Entertainment

Interview: France’s Sinclair mines family art history for comeback

By Paul Taylor

PARIS (Reuters) – Delving into the history of a family art business she once shunned, French celebrity journalist Anne Sinclair is returning to public life by reconnecting with her roots.

She was France’s star television interviewer in the 1980s and 1990s. But her gilded life was upended five years ago when her husband, Dominique Strauss-Kahn, was arrested in New York on charges, since dropped, of sexual harassment of a hotel maid.

While U.S. prosecutors investigated the case that forced the Socialist politician to resign as managing director of the International Monetary Fund and abandon plans to run for president in France, Sinclair stood by her man in public – before divorcing him after their return to Paris.

She used some of their “sad, enforced stay” in New York to research a book on her grandfather, Paul Rosenberg, one of Europe’s greatest 20th century art merchants, who was the exclusive dealer of Picasso, Braque and Matisse.

“When I was growing up, my family told me a lot about him but I wanted to be on my own and make my career outside of the art family,” Sinclair, 67, now editorial director of the French edition of the Huffington Post online newspaper, told Reuters in an interview.

More than 60 masterpieces that went through Rosenberg’s galleries in Paris and New York – some looted by the Nazis and recovered after World War Two – will go on display for the first time together in the Belgian city of Liege in September.

The exhibition of works from public and private collections, including a couple of Sinclair’s personal heirlooms, will tell the story of “21 rue La Boetie”, the address of Rosenberg’s pre-war Paris gallery. It was raided by the Nazis in 1940 and handed to their French collaborators, who turned it into an anti-Semitic propaganda centre.

“A gallery that was a temple of art became a temple of horror,” Sinclair said.

The Pompidou Centre and the Picasso Museum in Paris, the Museum of Modern Art in New York and Vienna’s Albertinum, all former customers of Rosenberg, who died in 1959, and of his son Alexandre, who ran the gallery after his death until 1987, are lending works for the show.

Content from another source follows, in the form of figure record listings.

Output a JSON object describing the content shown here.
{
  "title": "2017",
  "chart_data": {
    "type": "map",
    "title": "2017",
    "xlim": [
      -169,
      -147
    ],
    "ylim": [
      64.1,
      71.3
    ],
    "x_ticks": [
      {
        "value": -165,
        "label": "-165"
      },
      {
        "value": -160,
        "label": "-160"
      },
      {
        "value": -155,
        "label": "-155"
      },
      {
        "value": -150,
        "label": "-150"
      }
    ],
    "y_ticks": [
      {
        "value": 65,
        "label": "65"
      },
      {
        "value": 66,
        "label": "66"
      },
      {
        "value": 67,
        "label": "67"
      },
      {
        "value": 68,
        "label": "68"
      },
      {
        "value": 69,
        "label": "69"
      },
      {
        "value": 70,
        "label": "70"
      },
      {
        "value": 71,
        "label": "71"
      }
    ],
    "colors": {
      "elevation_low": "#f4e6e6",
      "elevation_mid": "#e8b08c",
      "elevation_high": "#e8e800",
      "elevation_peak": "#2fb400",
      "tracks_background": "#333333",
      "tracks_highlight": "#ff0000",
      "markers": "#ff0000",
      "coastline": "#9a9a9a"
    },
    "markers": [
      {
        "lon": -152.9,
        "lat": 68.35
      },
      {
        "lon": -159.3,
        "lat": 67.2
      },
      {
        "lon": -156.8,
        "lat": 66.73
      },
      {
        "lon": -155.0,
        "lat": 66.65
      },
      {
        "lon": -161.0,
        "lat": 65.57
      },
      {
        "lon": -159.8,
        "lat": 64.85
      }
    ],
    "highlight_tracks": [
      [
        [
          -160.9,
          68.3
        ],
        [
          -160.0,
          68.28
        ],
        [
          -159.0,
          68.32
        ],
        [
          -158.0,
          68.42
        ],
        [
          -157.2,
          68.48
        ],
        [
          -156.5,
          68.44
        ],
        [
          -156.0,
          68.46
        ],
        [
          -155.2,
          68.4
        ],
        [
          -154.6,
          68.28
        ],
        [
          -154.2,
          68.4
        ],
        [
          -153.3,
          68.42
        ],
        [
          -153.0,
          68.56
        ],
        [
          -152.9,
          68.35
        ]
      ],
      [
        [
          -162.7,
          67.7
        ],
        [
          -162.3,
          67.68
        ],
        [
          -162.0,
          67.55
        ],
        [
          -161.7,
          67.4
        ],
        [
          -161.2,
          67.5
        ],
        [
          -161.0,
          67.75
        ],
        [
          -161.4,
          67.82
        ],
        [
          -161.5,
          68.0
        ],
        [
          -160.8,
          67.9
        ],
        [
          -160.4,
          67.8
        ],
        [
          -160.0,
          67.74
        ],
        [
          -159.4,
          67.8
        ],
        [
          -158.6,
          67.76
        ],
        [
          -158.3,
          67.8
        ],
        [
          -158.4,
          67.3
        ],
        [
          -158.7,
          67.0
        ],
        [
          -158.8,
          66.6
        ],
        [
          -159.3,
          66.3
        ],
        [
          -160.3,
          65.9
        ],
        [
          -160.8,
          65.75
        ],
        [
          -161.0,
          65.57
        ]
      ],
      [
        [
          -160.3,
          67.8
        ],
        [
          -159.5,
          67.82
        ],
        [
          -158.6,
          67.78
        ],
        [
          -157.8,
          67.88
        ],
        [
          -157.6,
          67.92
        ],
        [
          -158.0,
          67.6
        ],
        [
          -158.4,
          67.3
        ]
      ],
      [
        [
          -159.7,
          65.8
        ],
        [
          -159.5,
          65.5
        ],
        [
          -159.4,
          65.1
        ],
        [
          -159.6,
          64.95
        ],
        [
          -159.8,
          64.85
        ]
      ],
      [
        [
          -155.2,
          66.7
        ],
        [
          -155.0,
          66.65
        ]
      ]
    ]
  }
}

Sinclair said her grandfather took big commercial risks to promote the work of his proteges Picasso, Braque, Matisse and Leger before their avant garde styles were widely acclaimed. He sold works by Impressionist masters to pay for their canvases, but only sold his first Picasso as late as 1925.

“He had to sell a lot of other paintings to buy the modern art he believed in,” Sinclair said. Rosenberg built friendships with his artists, documented in many letters preserved in family archives. Picasso became a neighbour and close friend.

When the Jewish merchant and his family fled Paris in 1940, during the phoney war before Germany invaded France, Matisse visited him in a rented house near Bordeaux for long conversations about beauty, nature and art as the drums of war beat ever closer.

After the family emigrated to the United States a few weeks later, French informers helped the German embassy locate and remove paintings Rosenberg had hidden at the house and in a bank vault in the nearby town of Libourne.

Sinclair said Rosenberg, a private man who eschewed the social life of his wealthy clients and had left-wing political sympathies, was painfully aware that he was a merchant with an eye for art, but not a creator himself.

Nowadays, Rosenberg might be categorised as belonging to the “caviar left”, Sinclair said, citing a label often applied by critics to herself and Strauss-Kahn because of their lifestyle.

“That’s typically French… If you are rich, you have to be on the right,” she said. “I was accused a lot of being from the ‘caviar left’ because I’m a bourgeoise. I earned my living by my work with comfort, and it’s always an accusation.”